Fishing lines are a crucial component of your fishing gear, so it is important that you are familiar with the different types of lines and how to choose the right one. There are numerous factors that go into picking a line. Fresh water or salt, warm or cold water, floating or sinking, high or low visibility and weight properties should be considered. Most retailers can recommend an appropriate line based on where you are going to fish or a quick internet search can yield the information.

We recommend bringing a weight forward floating line for general use. LearningHowToFish.com has a very detailed breakdown of the different kinds of fishing lines out there and their appropriate uses. If you don’t own gear or don’t want to purchase any, we will loan all rods, reels and lines at no charge.

Fishing Flies

In the past, fishing flies were often made of real organic materials (bits of meat, fish eggs, fur, or feathers, etc.), but modern anglers often use synthetic flies. Whatever the materials, the objective is to mimic insects or other marine life that are a part of the fish’s natural diet. Alaska Fly Fishing Goods has an expansive catalog of different kinds of flies, with an explanation of the materials that comprise them and the type of fish each fly is meant to attract. Anglers can choose the type and brand of fishing fly that suits them best, but many also make their own, using beads, feathers, threads, and other objects carefully woven together. Bright colors help make flies more visible in the water and catch the fish’s attention. The key, however, is to know what your fish eat and to research which types of flies have the best luck in luring them.

By imitating a source of food, fishing flies are effective in that they do not scare fish away and are able to entice the fish into biting. Dry flies imitate insects and surface-dwellers, and these are cast over the surface of the water. Wet flies, on the other hand, are submerged into the water and designed to sink near the bottom. Visit our fly fishing page and click on the individual species of fish to learn more about the kinds of flies that work for each. You are not required to bring any flies when visiting us.

Attire

What you wear on your fishing adventure is just as important as the gear you carry.
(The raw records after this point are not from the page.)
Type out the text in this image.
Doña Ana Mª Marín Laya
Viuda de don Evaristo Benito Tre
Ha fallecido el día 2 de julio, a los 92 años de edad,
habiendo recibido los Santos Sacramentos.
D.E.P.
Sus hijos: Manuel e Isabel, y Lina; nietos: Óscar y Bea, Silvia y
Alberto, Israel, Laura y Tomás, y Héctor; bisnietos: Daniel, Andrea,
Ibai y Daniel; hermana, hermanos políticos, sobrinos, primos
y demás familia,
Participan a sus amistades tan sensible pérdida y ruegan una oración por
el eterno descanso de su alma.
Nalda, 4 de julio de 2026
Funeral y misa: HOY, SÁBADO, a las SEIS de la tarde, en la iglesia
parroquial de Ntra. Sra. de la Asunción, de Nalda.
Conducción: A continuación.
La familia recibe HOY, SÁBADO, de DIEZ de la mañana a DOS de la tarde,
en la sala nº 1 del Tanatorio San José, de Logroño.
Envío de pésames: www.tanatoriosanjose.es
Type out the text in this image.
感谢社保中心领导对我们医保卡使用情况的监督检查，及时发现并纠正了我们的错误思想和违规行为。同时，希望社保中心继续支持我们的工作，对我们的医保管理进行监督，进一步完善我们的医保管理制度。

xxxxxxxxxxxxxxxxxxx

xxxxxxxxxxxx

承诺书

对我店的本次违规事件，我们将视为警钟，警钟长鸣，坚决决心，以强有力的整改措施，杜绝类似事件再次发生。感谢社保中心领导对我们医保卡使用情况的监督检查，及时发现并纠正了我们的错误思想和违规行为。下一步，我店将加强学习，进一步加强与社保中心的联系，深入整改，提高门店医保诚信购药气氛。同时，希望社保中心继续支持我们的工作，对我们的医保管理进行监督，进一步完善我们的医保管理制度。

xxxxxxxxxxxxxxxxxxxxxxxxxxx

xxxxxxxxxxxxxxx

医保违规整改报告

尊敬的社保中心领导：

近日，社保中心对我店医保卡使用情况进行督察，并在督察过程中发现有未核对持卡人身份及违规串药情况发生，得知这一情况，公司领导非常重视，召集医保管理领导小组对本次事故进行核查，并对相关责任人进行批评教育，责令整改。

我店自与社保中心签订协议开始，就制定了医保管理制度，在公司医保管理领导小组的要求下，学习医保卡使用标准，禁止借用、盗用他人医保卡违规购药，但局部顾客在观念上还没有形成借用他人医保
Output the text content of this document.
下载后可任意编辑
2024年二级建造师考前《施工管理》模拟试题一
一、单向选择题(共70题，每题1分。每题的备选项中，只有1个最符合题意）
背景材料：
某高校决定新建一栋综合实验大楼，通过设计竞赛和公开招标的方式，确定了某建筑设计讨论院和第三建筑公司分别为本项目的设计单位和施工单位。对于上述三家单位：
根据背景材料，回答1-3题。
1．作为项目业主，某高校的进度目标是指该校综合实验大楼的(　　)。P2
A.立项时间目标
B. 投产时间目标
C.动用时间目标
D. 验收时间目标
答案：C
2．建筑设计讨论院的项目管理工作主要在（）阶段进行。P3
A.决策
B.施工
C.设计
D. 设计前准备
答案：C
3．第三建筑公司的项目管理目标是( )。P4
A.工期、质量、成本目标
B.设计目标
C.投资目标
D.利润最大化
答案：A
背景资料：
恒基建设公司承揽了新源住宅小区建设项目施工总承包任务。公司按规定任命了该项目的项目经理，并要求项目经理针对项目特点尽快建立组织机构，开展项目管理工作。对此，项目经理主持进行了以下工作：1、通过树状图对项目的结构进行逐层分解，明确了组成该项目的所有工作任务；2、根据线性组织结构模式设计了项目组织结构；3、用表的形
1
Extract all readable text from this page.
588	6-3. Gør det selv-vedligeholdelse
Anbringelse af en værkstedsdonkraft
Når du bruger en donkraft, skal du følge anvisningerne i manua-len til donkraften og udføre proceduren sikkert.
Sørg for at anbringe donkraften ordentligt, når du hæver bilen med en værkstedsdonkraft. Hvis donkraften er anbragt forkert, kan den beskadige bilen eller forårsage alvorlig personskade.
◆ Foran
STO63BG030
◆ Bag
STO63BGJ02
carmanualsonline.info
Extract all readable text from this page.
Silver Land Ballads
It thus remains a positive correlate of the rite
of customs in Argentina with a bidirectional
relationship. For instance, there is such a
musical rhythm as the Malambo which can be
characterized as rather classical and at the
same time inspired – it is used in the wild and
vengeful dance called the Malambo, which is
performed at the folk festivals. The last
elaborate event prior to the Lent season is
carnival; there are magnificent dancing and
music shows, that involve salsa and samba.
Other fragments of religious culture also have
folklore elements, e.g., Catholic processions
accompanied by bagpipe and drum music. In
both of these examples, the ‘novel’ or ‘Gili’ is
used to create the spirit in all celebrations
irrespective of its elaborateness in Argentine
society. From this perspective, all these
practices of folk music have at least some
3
Alaska can be cold, and roughing it in the elements requires quality gear to stay as comfortable and safe as possible. A good quality fishing rain jacket is highly recommended. They are designed with fishing in mind and incorporate many desirable features not found in a typical rain coat. Several layers of fleece or poly shirts/jackets will ensure comfort in any conditions. Chest waders are a must and modern Gortex materials have turned them into comfortable all-day attire in any weather. A small back pack works very well for carrying extra layers.

Wading boots are worn outside waders and provide traction and ankle support for both wading and hiking. They are not designed to keep water out as the wader itself is waterproof. Alaska law prohibits felt bottom boots so the next best thing are studded rubber soles. We recommend Korker brand boots as they have removable soles, studs are very destructive to aircraft and boats. If you bring permanent studded boots we provide a slip on boot cover. We can also provide loaner waders and boots at no charge. A few pairs of warm socks, fleece long underwear, a hat and fingerless gloves are recommended. We offer a selection of cold weather gear including fishing rain jackets for sale if you aren’t sure what you need.

We encourage our guests to do their homework and give careful consideration to the gear they will use on their fishing trip. Decide what you’re comfortable with, and what’s appropriate based on the season. June and July temps average in the mid to high 60’s while August and September averages are high 50’s to mid 60’s. It can rain anytime or you could get hot, sunny weather. Bottom line- be ready for anything. In addition to standard gear, there are a plethora of fishing accessories to help customize and enhance your experience.